Il modello di magistrato che l’attuale crisi della giurisdizione reclama

Se uno degli obiettivi della riforma dell’ordinamento giudiziario – approvata dalla Camera qualche giorno fa e a breve all’esame del Senato – è di recidere il cordone ombelicale, come lo ha definito il vice-presidente del Consiglio Superiore della Magistratura on David Ermini, tra le correnti dell’Associazione Nazionale Magistrati e lo stesso Csm, è agevole constatare che le nuove disposizioni non solo non contrastano il correntismo, ma rischiano in concreo di rafforzare ulteriormente le correnti medesime.

Si consideri quanto la riforma prevede per il sistema di elezione dell’organo di autogoverno della magistratura. Accanto a due collegi unici nazionali – riservato l’uno per eleggere due magistrati che svolgono effettivamente funzioni di legittimità in quanto destinati alla Corte di Cassazione e alla Procura Generale della Suprema Corte, e l’altro per eleggere cinque giudici di merito – vengono introdotti due collegi elettorali territoriali per l’elezione di cinque p.m. e quattro collegi territoriali per l’elezione di otto giudici.

È evidente che l’aver privilegiato una dimensione meramente quantitativa rende altamente difficile, se non impossibile, la presentazione di candidature al di fuori delle designazioni correntizie.

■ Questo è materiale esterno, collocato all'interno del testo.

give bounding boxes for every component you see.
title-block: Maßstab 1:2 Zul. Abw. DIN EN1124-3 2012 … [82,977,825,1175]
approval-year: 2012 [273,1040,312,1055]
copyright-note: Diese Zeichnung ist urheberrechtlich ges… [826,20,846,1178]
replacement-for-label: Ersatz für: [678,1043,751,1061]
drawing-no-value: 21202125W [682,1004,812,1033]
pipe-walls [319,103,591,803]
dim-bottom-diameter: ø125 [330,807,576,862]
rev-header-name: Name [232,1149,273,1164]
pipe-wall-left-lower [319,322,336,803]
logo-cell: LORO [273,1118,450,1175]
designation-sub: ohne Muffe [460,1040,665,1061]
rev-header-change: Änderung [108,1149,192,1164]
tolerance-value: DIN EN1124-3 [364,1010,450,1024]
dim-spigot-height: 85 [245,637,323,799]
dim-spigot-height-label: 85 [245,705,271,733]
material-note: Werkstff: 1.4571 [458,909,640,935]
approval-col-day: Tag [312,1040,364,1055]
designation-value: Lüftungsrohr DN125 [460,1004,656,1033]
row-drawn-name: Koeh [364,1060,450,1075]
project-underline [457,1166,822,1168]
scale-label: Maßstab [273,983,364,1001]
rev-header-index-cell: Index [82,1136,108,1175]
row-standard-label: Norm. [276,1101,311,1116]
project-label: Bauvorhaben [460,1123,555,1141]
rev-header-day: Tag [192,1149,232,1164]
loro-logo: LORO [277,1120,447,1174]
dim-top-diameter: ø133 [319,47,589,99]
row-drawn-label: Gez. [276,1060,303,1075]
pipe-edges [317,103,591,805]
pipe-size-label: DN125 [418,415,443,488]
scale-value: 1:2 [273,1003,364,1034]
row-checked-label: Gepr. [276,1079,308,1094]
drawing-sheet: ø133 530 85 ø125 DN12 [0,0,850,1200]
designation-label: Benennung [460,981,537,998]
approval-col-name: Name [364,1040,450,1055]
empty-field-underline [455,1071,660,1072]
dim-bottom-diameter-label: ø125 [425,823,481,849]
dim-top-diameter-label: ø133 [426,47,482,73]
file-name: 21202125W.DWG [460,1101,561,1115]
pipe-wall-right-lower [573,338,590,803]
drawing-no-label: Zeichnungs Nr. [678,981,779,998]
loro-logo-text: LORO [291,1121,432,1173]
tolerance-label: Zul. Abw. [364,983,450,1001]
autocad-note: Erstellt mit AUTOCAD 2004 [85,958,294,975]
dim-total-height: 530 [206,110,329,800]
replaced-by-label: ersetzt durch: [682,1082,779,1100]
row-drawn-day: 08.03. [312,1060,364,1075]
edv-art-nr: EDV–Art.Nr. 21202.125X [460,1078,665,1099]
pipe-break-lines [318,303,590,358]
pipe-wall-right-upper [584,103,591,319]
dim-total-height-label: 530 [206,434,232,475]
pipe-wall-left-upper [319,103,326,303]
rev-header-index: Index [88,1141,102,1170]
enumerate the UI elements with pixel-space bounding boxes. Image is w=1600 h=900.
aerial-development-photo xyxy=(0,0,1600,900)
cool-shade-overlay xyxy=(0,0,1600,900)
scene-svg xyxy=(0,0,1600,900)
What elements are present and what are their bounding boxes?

Con un meccanismo così congegnato, il solo elemento in grado di competere e di vincere resta l’appartenenza e l’appoggio della corrente: non l’autorevolezza professionale, che può essere spesa unicamente in ambiti territoriali ristretti, al cui interno rileva il rapporto personale.

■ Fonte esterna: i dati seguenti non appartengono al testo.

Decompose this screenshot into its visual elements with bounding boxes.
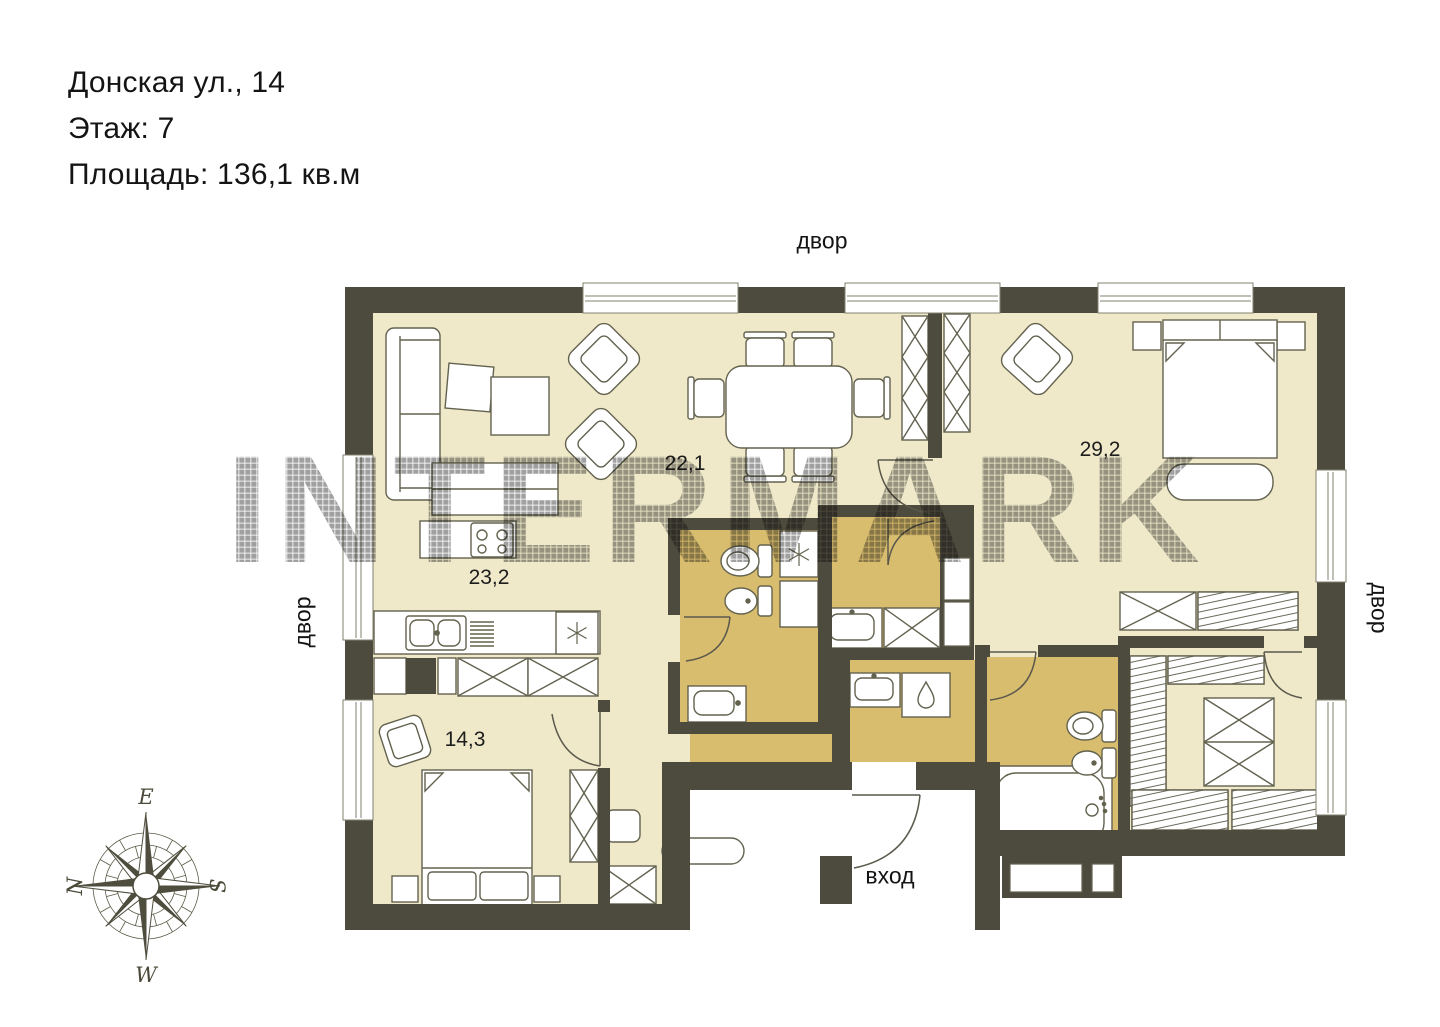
compass-letter-west: W (135, 963, 157, 987)
courtyard-label-top: двор (797, 228, 848, 255)
compass-letter-east: E (138, 785, 153, 809)
window (1316, 700, 1346, 815)
room-area-bedroom-left: 14,3 (445, 728, 486, 752)
window (583, 283, 738, 313)
wardrobe-x (570, 770, 598, 862)
nightstand (1133, 322, 1161, 350)
freezer (556, 612, 598, 654)
washbasin (688, 686, 746, 722)
entry-vestibule-floor (852, 790, 975, 930)
floorplan-page: Донская ул., 14 Этаж: 7 Площадь: 136,1 к… (0, 0, 1440, 1027)
pouf (606, 810, 640, 842)
nightstand (1277, 322, 1305, 350)
toilet (1067, 710, 1116, 742)
window (1098, 283, 1253, 313)
bidet (1072, 748, 1116, 778)
water-heater (902, 673, 950, 717)
compass-center (133, 873, 159, 899)
wardrobe-x (902, 316, 928, 440)
compass-letter-south: S (205, 879, 229, 893)
double-bed (422, 770, 532, 906)
entrance-label: вход (865, 863, 914, 890)
washbasin (850, 673, 900, 707)
compass-rose: E S W N (66, 786, 226, 986)
washing-machine (884, 608, 940, 648)
window (1316, 470, 1346, 582)
cabinet-x (602, 866, 656, 904)
courtyard-label-left: двор (290, 597, 317, 648)
nightstand (392, 876, 418, 902)
window (343, 700, 373, 820)
washbasin (824, 608, 882, 648)
compass-letter-north: N (63, 877, 87, 895)
compass-graphic (66, 786, 226, 986)
nightstand (534, 876, 560, 902)
wardrobe-x (944, 314, 970, 432)
closet-island (1204, 698, 1274, 786)
window (845, 283, 1000, 313)
dresser (1120, 592, 1298, 630)
hall-floor (690, 734, 850, 762)
watermark: INTERMARK (226, 430, 1226, 590)
courtyard-label-right: двор (1366, 583, 1393, 634)
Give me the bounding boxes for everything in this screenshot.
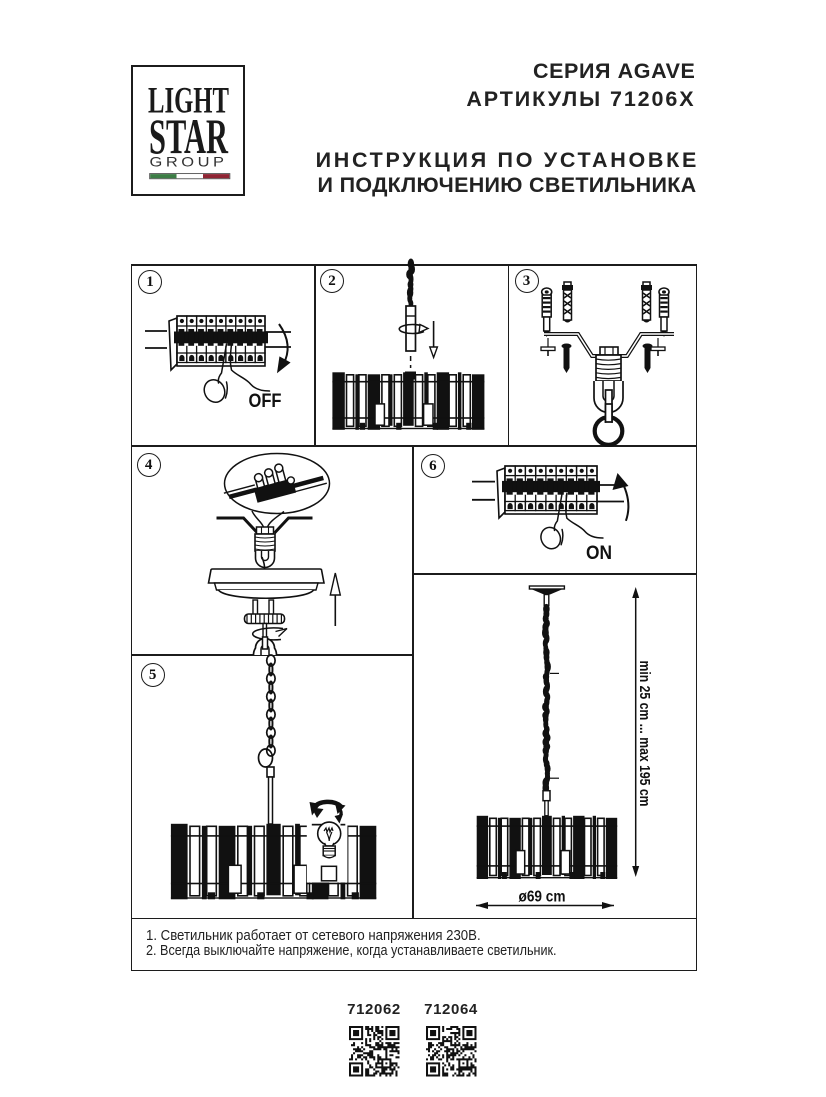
svg-text:min 25 cm ... max 195 cm: min 25 cm ... max 195 cm [636, 661, 652, 807]
svg-text:ø69 cm: ø69 cm [519, 889, 566, 906]
svg-text:GROUP: GROUP [149, 153, 227, 169]
svg-text:OFF: OFF [248, 391, 281, 412]
svg-text:ON: ON [586, 543, 612, 564]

La riforma legittima pure il carrierismo, che della patologia correntizia costituisce una delle manifestazioni più insidiose. Lungi dal rendere oggettivi i criteri di designazione dei magistrati destinati a ricoprire incarichi direttivi e semidirettivi, si prevede, ancora una volta, di attribuire rilievo decisivo alle cosiddette attitudini, dal contenuto assai variamente modulabile a seconda dei candidati, mortificando il criterio, meno manipolabile, dell’anzianità con merito.

Ora, che vi sia la necessità di rendere più attendibili e serie le valutazioni di professionalità dei magistrati è dato indiscutibile. Lo è assai meno ritenere di poter risolvere la questione mediante l’introduzione, come fa la riforma, di un fascicolo personale, la cui gestione appare strutturalmente poco trasparente, al di là della propensione di chi di volta in volta quel fascicolo concorrerà a formare. Il fascicolo è peraltro destinato a svolgere un ruolo decisivo sia per le valutazioni di professionalità, cioè per gli avanzamenti di carriera, sia per il conferimento degli incarichi direttivi e semidirettivi, e non è detto né da chi viene gestito né come viene alimentato, con il rischio di legittimare un’attività di dossieraggio strumentale.

L’effetto complessivo dell’intervento promosso dal Governo sembra essere quello di porre in pericolo l’indipendenza interna del magistrato, ovvero la sua impermeabilità rispetto a condizionamenti derivanti o dal potere, inalterato, delle correnti e di gruppi di potere, e/o da quello dai capi degli uffici. L’esatto contrario del modello di magistrato che l’attuale crisi della giurisdizione reclamerebbe, e soprattutto che i cittadini si attendono.